P. S. Il me faudrait citer les artistes de l’art brut ; ne sont-ils pas religieux, eux, et si sincèrement, si intensément ?
ramon mercader dit
@ joëlle
pas pour une analyse psychiatrique de l’art ,plutot psychanalytique
mais bon,l’essentiel c’est de pouvoir rigoler dans une exposition d’art contemporain, qui est le résumé ,à de rares exceptions près ,de tout ce que notre civilisation arrive à produire de pompeux,pompé ,péteux ,pédant.
parfois une bonne tranche de rigolade remettrait tout ça à sa place (dans les chiottes en entrant ,comme l’état ,ainsi que l’écrivaient les anarchistes il n’y a pas si longtemps)
l’art qui dérange ,celui qui interpelle ,celui qui survivra ,c’est l’art religieux,toute cette figuration qu’on retrouve en creux à tous les niveaux lorsqu’on analyse une oeuvre ou lorsqu’on la regarde tout bonnement
et les seuls artistes contemporains qui survivront (qui seront exposés ou discuttés ou dont on fera des rétro,mais pas demain,dans 50 ou 100 ans )ce seront ceux qui auront eu une sensibilité religieuse “quelque part” et qui auront commencé par du figuratif
que restera-t-il de yann fabre dans 10 ans lorsqu’il aura finit de faire pisser des acteurs à poil sur scène,lorsqu’il aura finit d’exposer un lombric géant pourvu de sa tête (sa tête à lui ,fabre ,imaginez la transsssgressssion ,le messsage,la novation,la révélation)?
que restera-t-il de wim delevoye lorsque sa machine à merde (cloaqua ,authentique ,une vraie machine à merde,comme si on y était ,franchement vous ,moi ,le premier venu ,déféquons tous les jours ,a-t-on besoin qu’on nous le rapelle?)sera hors d’usage,lorsque ses cochons tatoués (ze farm ,pour ceux qui ont loupé le jouissif épisode ou ce brave barbouilleur engraissait ,tatouait,réengraissait ,filmait ,sacrifiait,écorchait ,tannait puis exposait des porcelets ,qui ,ma fois n’en demandaient pas tant ) seront bouffés par les mites?

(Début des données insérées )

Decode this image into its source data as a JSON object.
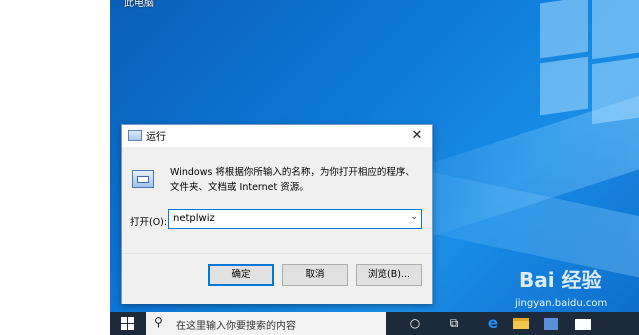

que restera-t-il d’andrès serrano (pas le meilleur du capital génétique sud-américain ,brave venik)lorsqu’on se sera fatigué de contempler ses photos de cadavres piqués dans des morgues new-yorkaises,ou lorsqu’on sera fatigué de voir ses photos de merde géantes?(décidemment ,la merde est une obsession de l’art contemporain,tenez ,il y a bien 8 ou 10 mois ,une sculpture représentant une merde de chien géante ,gonflable ,exposée en suisse à l’occasion d’une biennale quelconque -pour une fois c’est pas le contribuable français qui a payé-a rompu ses amares sous l’action du vent ,et a dévasté une école primaire en retombant ,comme quoi ,elle n’était pas si bien gonflée que ça ,pas de victime heureusement,sinon ,que dire ?”madame ,votre mari, le factotum de l’école ,a été tué par une merde de chien géante”)
on peut lire deux ou trois ouvrages pour se convaincre de l’innanité de tout celà
tous les muray ,déjà ,jean clair aussi (un peu) ou alors essayer de retrouver sur internet ,une série d’épisodes à suivre par le fil “la pyramide des besoins”
ramon mercader dit
@ venik
mon brave ,si vous sonnez justine avec l’accent espagnol, ça nous donne “rustine !” ,ce qui ,vous en conviendrez ,augure mal de votre raisonnement ,on peut dire qu’il roule sur la jante
Joëlle dit
@ Venik
Il n’y a pas grand chose qui me dérange, mais je ne vais pas être capable de soutenir longtemps une conversation théorique sur l’art. La philo et moi, ça fait 2.
Non, je voulais simplement regretter que l’art actuel se présente trop souvent comme une expérimentation originale en désaccord avec le sentiment du beau tel qu’il est répandu dans la majeure partie du public. Et de plus je désapprouve qu’on traite de réac quiconque se permet d’avoir un doute sur la qualité de cet “art”.
@ Ramon
J’ai réfléchi après avoir écrit : peut-être que vous avez raison et qu’il y a un intérêt à une approche psy de l’art., mais alors on n’est plus vraiment dans le commentaire artistique. Ce n’est pas nouveau, Freud l’a fait.
Venik dit
Mercader:
-il est argentin,le meilleur du capital génétique et intellectuel de l’amérique du sud (à mon sens,ce qui,evidemment est subjectif)
Justine !!..
ramon mercader dit
@ joëlle
bien au contraire ,il faut expliquer l’homme par l’oeuvre
d’ailleurs ,les écritures ne disent pas autre chose “c’est à ses fruits qu’on reconnait l’arbre” citation que le professeur choron reprenait ainsi “au jour du jugement dernier on te dira quels sont tes actes ,et non qu’est ce que tu bois?”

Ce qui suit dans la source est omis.